Ausstellung: "In schwindendem Licht" wird am Sonntag im Jüdischen Betsaal eröffnet / Künstler kommt zum Gespräch

Eine neue Ausstellung "In schwindendem Licht" im Museum Jüdischer Betsaal in Horb widmet sich ab Sonntag den Juden in Osteuropa. Der Fotograf Christian Herrmann wird zur Eröffnung im Betsaal über seine Arbeiten Sprechen.

Horb. Die osteuropäischen Juden bildeten bis zur Shoa die größte jüdische Bevölkerungsgruppe weltweit. Sie entwickelten eine eigene jüdische Gelehrsamkeit und besondere Formen der religiösen Praxis.

Der Schriftsteller und Journalist Joseph Roth schrieb 1927 in einem Bericht über seine Heimatstadt Brody in Ostgalizien, heute Polen: "Die Stadt hat 18 000 Einwohner, von denen 15 000 Juden sind. Unter den 3000 Christen sind etwa 100 Händler und Kaufleute, ferner 100 Beamte, ein Notar, ein Bezirksarzt und acht Polizisten. Von den 15 000 Juden leben 8000 vom Handel. Sie sind kleine Krämer, größere Krämer und große Krämer. Die anderen 7000 Juden sind kleine Handwerker, Arbeiter, Wasserträger, Gelehrte, Kultusbeamte, Synagogendiener, Lehrer, Schreiber, Thoraschreiber, Tallesweber, Ärzte, Advokaten, Beamte, Bettler und verschämte Arme, die von der öffentlichen Wohltätigkeit leben, Totengräber, Beschneider und Grabsteinhauer. Die Stadt hat zwei Kirchen, eine Synagoge und etwa 40 kleine Bethäuser. Die Juden beten täglich dreimal. Sie müssten sechsmal den Weg zur Synagoge und nach Hause oder in den Laden zurücklegen, wenn sie nicht so viele Bethäuser hätten, in denen man übrigens nicht nur betet, sondern auch jüdische Wissenschaft lernt."

Diese Welt gibt es nicht mehr und nur die literarischen Zeugnisse deutsch- und jiddischsprachiger Schriftstellerinnen und Schriftsteller erzählen uns davon, wie die Menschen in Galizien, in der Bukowina, in Polodien und Wolhynien einst gelebt haben. Und überall gibt es bauliche Spuren: zerfallende oder umgenutzte Synagogengebäude, versinkende Friedhöfe oder verblichene Beschriftungen an Häusern.

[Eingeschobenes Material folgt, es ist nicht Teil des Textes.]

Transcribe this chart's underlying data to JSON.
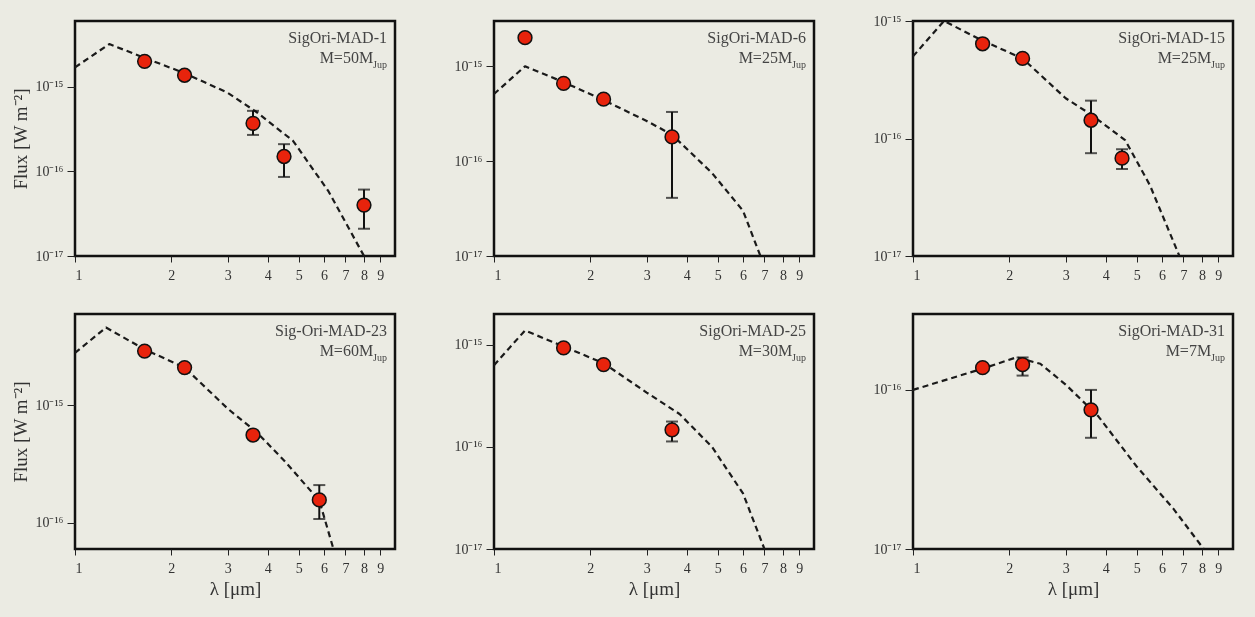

Diese Spuren gehören zu den Motiven des Kölner Fotografen Christian Herrmann, dessen eindrucksvolle Bilder ab 18. August im Museum Jüdischer Betsaal am Ihlinger Tor zu sehen sind. Es sind letzte Zeugnisse einer ausgelöschten, multi-ethnischen, vielsprachigen Lebenswelt in unseren östlichen Nachbarländern Polen, Ukraine und Ungarn. In Czernowitz, ehemals das kulturelle Zentrum der Bukowina, die wie die anderen alten Landstriche einst zur Habsburger Monarchie gehörte, wurde rumänisch, polnisch, ukrainisch, deutsch und jiddisch gesprochen. Noch einmal Joseph Roth über Galizien: "Die Menschen verschiedener Nationalitäten unterschied man nicht, weil jeder in allen Sprachen redete."

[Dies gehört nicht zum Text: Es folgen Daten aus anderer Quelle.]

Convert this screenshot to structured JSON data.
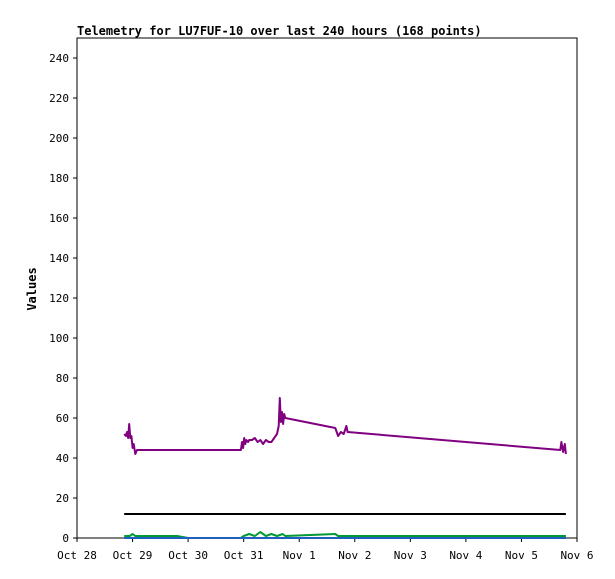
{
  "chart_data": {
    "type": "line",
    "title": "Telemetry for LU7FUF-10 over last 240 hours (168 points)",
    "xlabel": "",
    "ylabel": "Values",
    "xlim": [
      0,
      9
    ],
    "ylim": [
      0,
      250
    ],
    "x_tick_labels": [
      "Oct 28",
      "Oct 29",
      "Oct 30",
      "Oct 31",
      "Nov 1",
      "Nov 2",
      "Nov 3",
      "Nov 4",
      "Nov 5",
      "Nov 6"
    ],
    "y_ticks": [
      0,
      20,
      40,
      60,
      80,
      100,
      120,
      140,
      160,
      180,
      200,
      220,
      240
    ],
    "grid": false,
    "legend": "none",
    "series": [
      {
        "color": "#800080",
        "points": [
          [
            0.85,
            52
          ],
          [
            0.88,
            51
          ],
          [
            0.9,
            53
          ],
          [
            0.92,
            50
          ],
          [
            0.94,
            57
          ],
          [
            0.96,
            50
          ],
          [
            0.98,
            51
          ],
          [
            1.0,
            45
          ],
          [
            1.02,
            47
          ],
          [
            1.05,
            42
          ],
          [
            1.08,
            44
          ],
          [
            1.1,
            44
          ],
          [
            2.95,
            44
          ],
          [
            2.97,
            48
          ],
          [
            2.99,
            45
          ],
          [
            3.01,
            50
          ],
          [
            3.03,
            47
          ],
          [
            3.05,
            49
          ],
          [
            3.08,
            48
          ],
          [
            3.1,
            49
          ],
          [
            3.15,
            49
          ],
          [
            3.2,
            50
          ],
          [
            3.25,
            48
          ],
          [
            3.3,
            49
          ],
          [
            3.35,
            47
          ],
          [
            3.4,
            49
          ],
          [
            3.45,
            48
          ],
          [
            3.5,
            48
          ],
          [
            3.55,
            50
          ],
          [
            3.6,
            52
          ],
          [
            3.63,
            56
          ],
          [
            3.65,
            70
          ],
          [
            3.67,
            58
          ],
          [
            3.69,
            63
          ],
          [
            3.71,
            57
          ],
          [
            3.73,
            62
          ],
          [
            3.75,
            60
          ],
          [
            4.65,
            55
          ],
          [
            4.7,
            51
          ],
          [
            4.75,
            53
          ],
          [
            4.8,
            52
          ],
          [
            4.85,
            56
          ],
          [
            4.87,
            53
          ],
          [
            8.7,
            44
          ],
          [
            8.72,
            48
          ],
          [
            8.75,
            43
          ],
          [
            8.78,
            47
          ],
          [
            8.8,
            42
          ]
        ]
      },
      {
        "color": "#000000",
        "points": [
          [
            0.85,
            12
          ],
          [
            8.8,
            12
          ]
        ]
      },
      {
        "color": "#009933",
        "points": [
          [
            0.85,
            1
          ],
          [
            0.95,
            1
          ],
          [
            1.0,
            2
          ],
          [
            1.05,
            1
          ],
          [
            1.2,
            1
          ],
          [
            1.5,
            1
          ],
          [
            1.8,
            1
          ],
          [
            2.0,
            0
          ],
          [
            2.95,
            0
          ],
          [
            3.0,
            1
          ],
          [
            3.1,
            2
          ],
          [
            3.2,
            1
          ],
          [
            3.3,
            3
          ],
          [
            3.4,
            1
          ],
          [
            3.5,
            2
          ],
          [
            3.6,
            1
          ],
          [
            3.7,
            2
          ],
          [
            3.75,
            1
          ],
          [
            4.65,
            2
          ],
          [
            4.7,
            1
          ],
          [
            4.87,
            1
          ],
          [
            8.7,
            1
          ],
          [
            8.8,
            1
          ]
        ]
      },
      {
        "color": "#1f5fbf",
        "points": [
          [
            0.85,
            0
          ],
          [
            8.8,
            0
          ]
        ]
      }
    ]
  }
}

Zur Eröffnung der Ausstellung am Sonntag, 18. August, um 16 Uhr wird Christian Herrmann anwesend sein und mit Michael Zerhusen über seine Spurensuche und seine Arbeiten sprechen.

"In schwindendem Licht – Spuren jüdischen Lebens in Osteuropa" zeigt Fotografien von Christian Herrmann vom 18. August bis zum 29. Dezember im Museum Jüdischer Betsaal Horb, Fürstabt-Gerbert-Straße 2. Geöffnet: samstags und sonntags von 14 bis 17 Uhr oder nach Vereinbarung.